Kubernetes provides a clean answer with ephemeral containers and kubectl debug: inject a debug container with whatever tools you need into the running pod, sharing its network and process namespaces, without restarting or modifying the application. For scenarios where ephemeral containers are insufficient — filesystem access, crash debugging, kernel-level investigation — the copy strategy and node-level debug fill the remaining gaps.
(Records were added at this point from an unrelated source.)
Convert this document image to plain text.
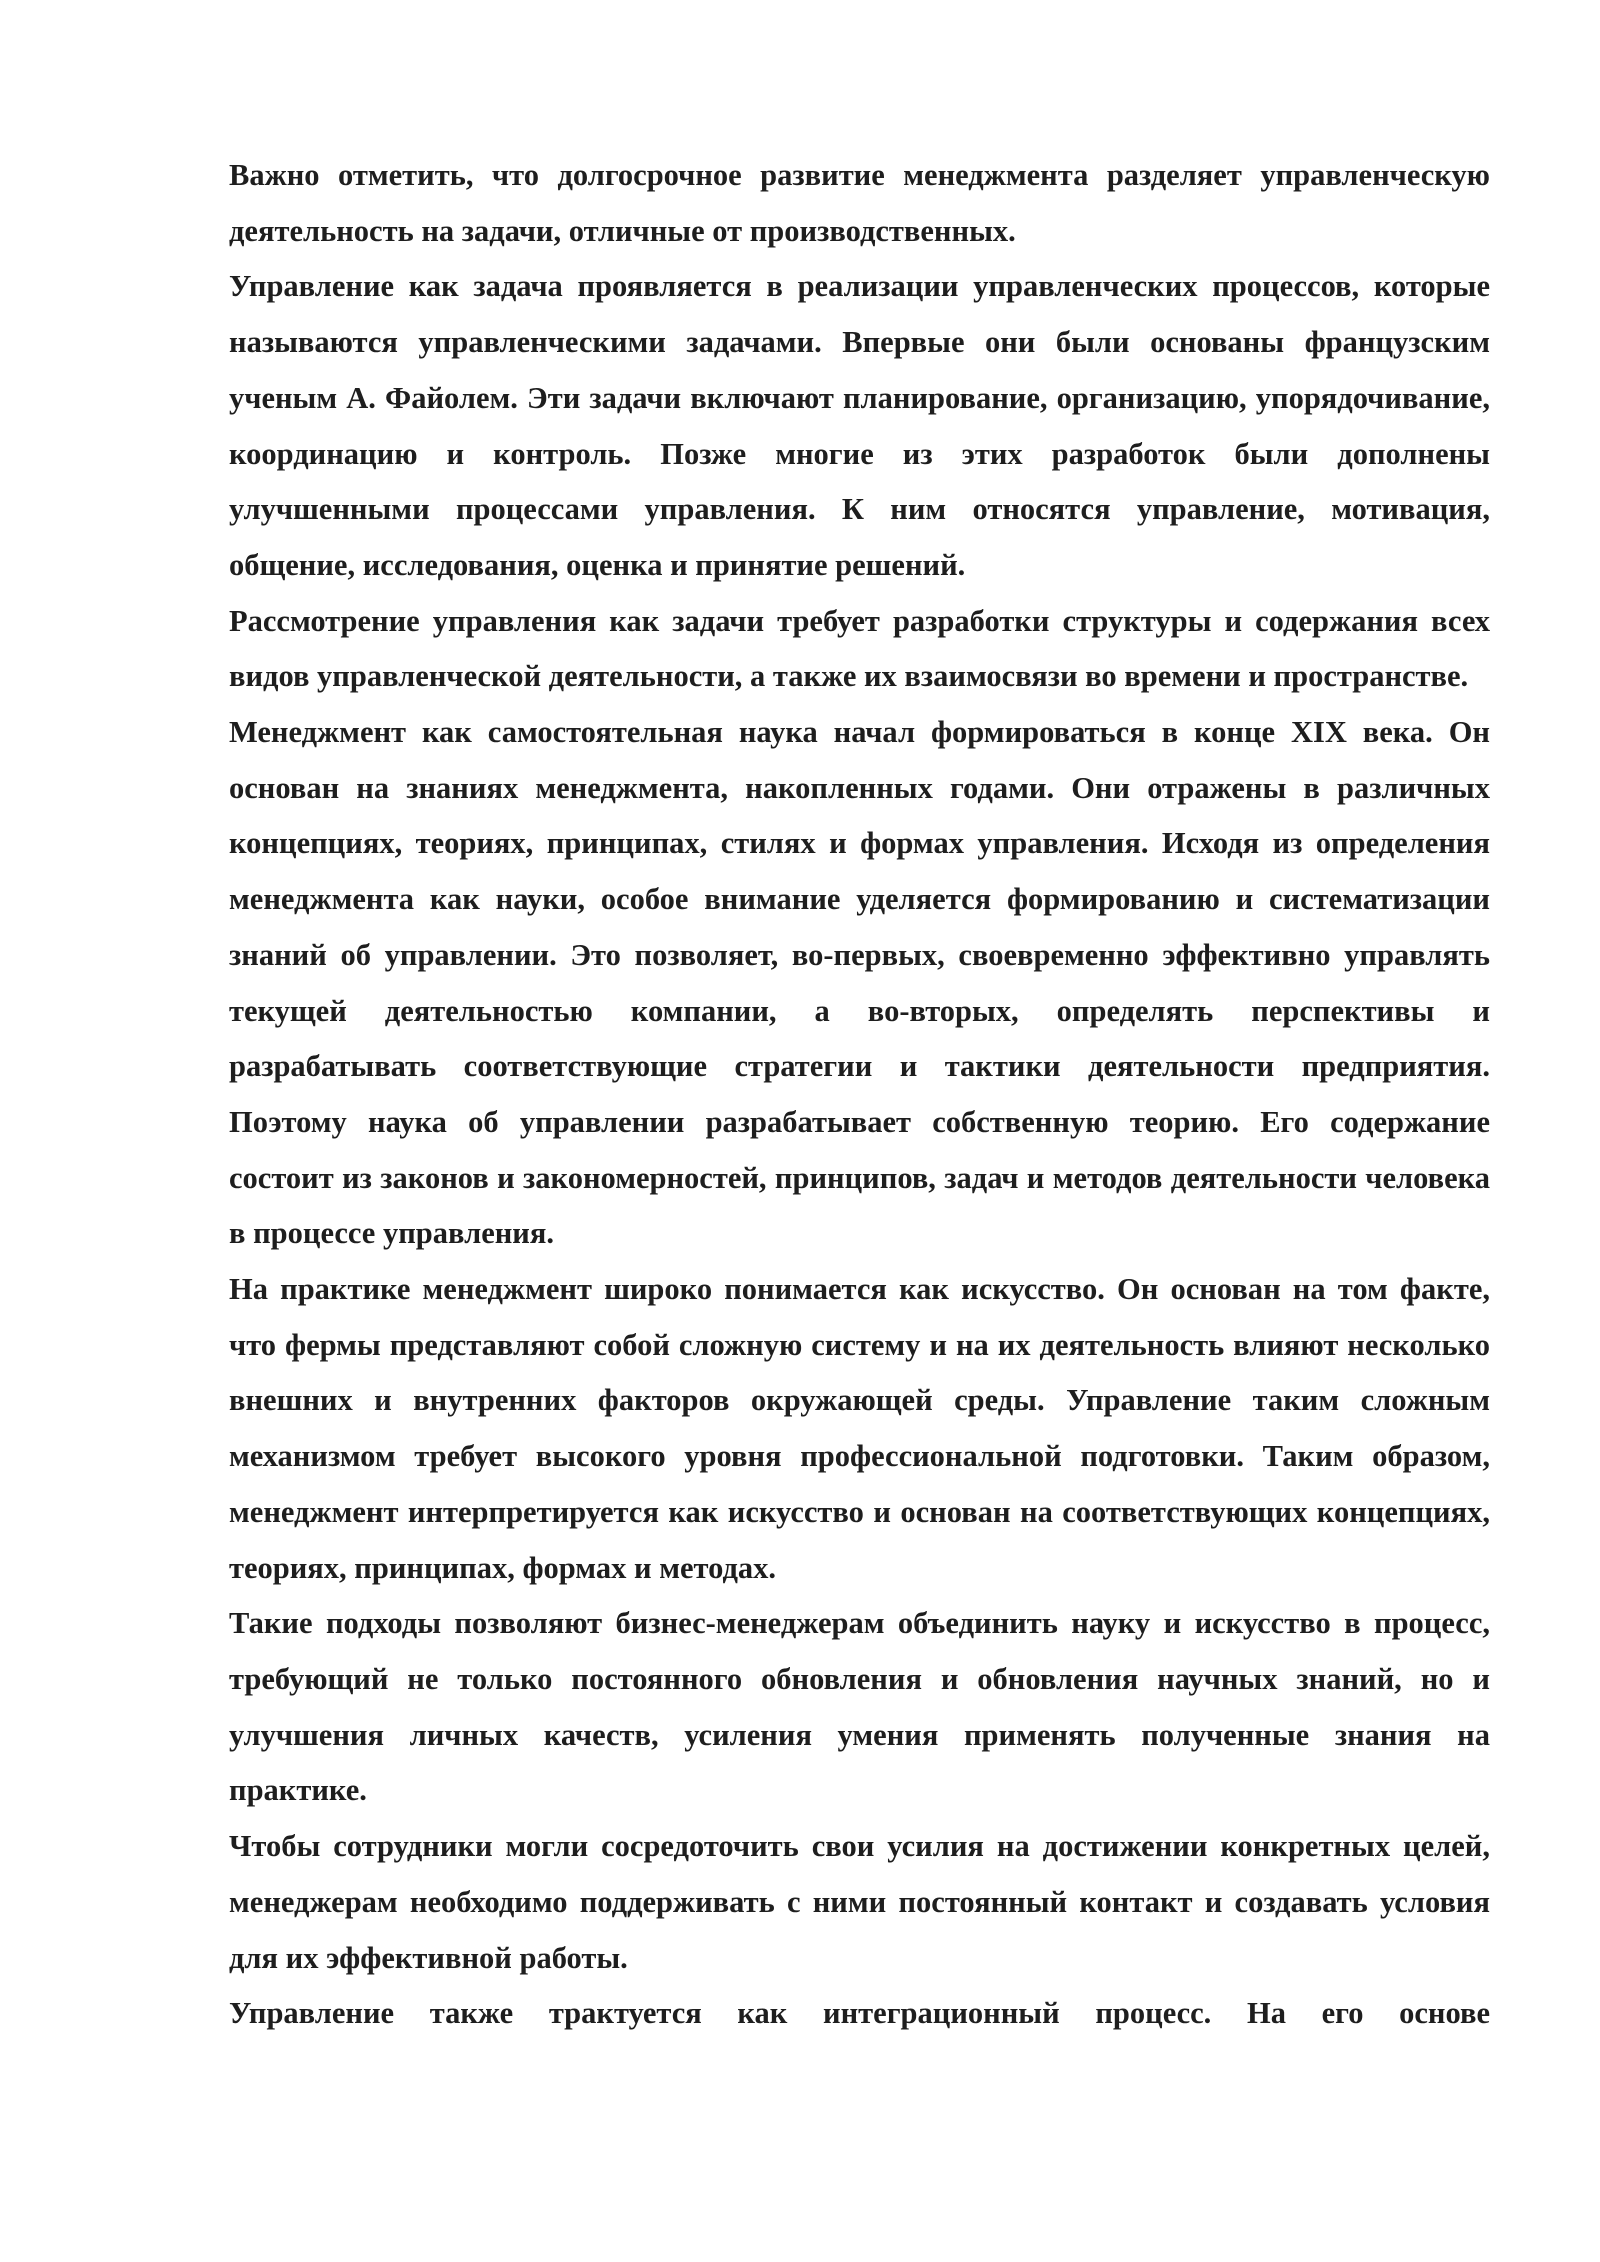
Важно отметить, что долгосрочное развитие менеджмента разделяет управленческую деятельность на задачи, отличные от производственных.

Управление как задача проявляется в реализации управленческих процессов, которые называются управленческими задачами. Впервые они были основаны французским ученым А. Файолем. Эти задачи включают планирование, организацию, упорядочивание, координацию и контроль. Позже многие из этих разработок были дополнены улучшенными процессами управления. К ним относятся управление, мотивация, общение, исследования, оценка и принятие решений.

Рассмотрение управления как задачи требует разработки структуры и содержания всех видов управленческой деятельности, а также их взаимосвязи во времени и пространстве.

Менеджмент как самостоятельная наука начал формироваться в конце XIX века. Он основан на знаниях менеджмента, накопленных годами. Они отражены в различных концепциях, теориях, принципах, стилях и формах управления. Исходя из определения менеджмента как науки, особое внимание уделяется формированию и систематизации знаний об управлении. Это позволяет, во-первых, своевременно эффективно управлять текущей деятельностью компании, а во-вторых, определять перспективы и разрабатывать соответствующие стратегии и тактики деятельности предприятия. Поэтому наука об управлении разрабатывает собственную теорию. Его содержание состоит из законов и закономерностей, принципов, задач и методов деятельности человека в процессе управления.

На практике менеджмент широко понимается как искусство. Он основан на том факте, что фермы представляют собой сложную систему и на их деятельность влияют несколько внешних и внутренних факторов окружающей среды. Управление таким сложным механизмом требует высокого уровня профессиональной подготовки. Таким образом, менеджмент интерпретируется как искусство и основан на соответствующих концепциях, теориях, принципах, формах и методах.

Такие подходы позволяют бизнес-менеджерам объединить науку и искусство в процесс, требующий не только постоянного обновления и обновления научных знаний, но и улучшения личных качеств, усиления умения применять полученные знания на практике.

Чтобы сотрудники могли сосредоточить свои усилия на достижении конкретных целей, менеджерам необходимо поддерживать с ними постоянный контакт и создавать условия для их эффективной работы.

Управление также трактуется как интеграционный процесс. На его основе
The key to making this work at scale is not the technique itself but the access model: developers get self-service ephemeral container access in their own namespaces, SREs get cluster-wide ephemeral container access for production incidents, and node-level access is a break-glass procedure with audit trail and time limits. With that model in place, distroless becomes an operational non-issue rather than an obstacle.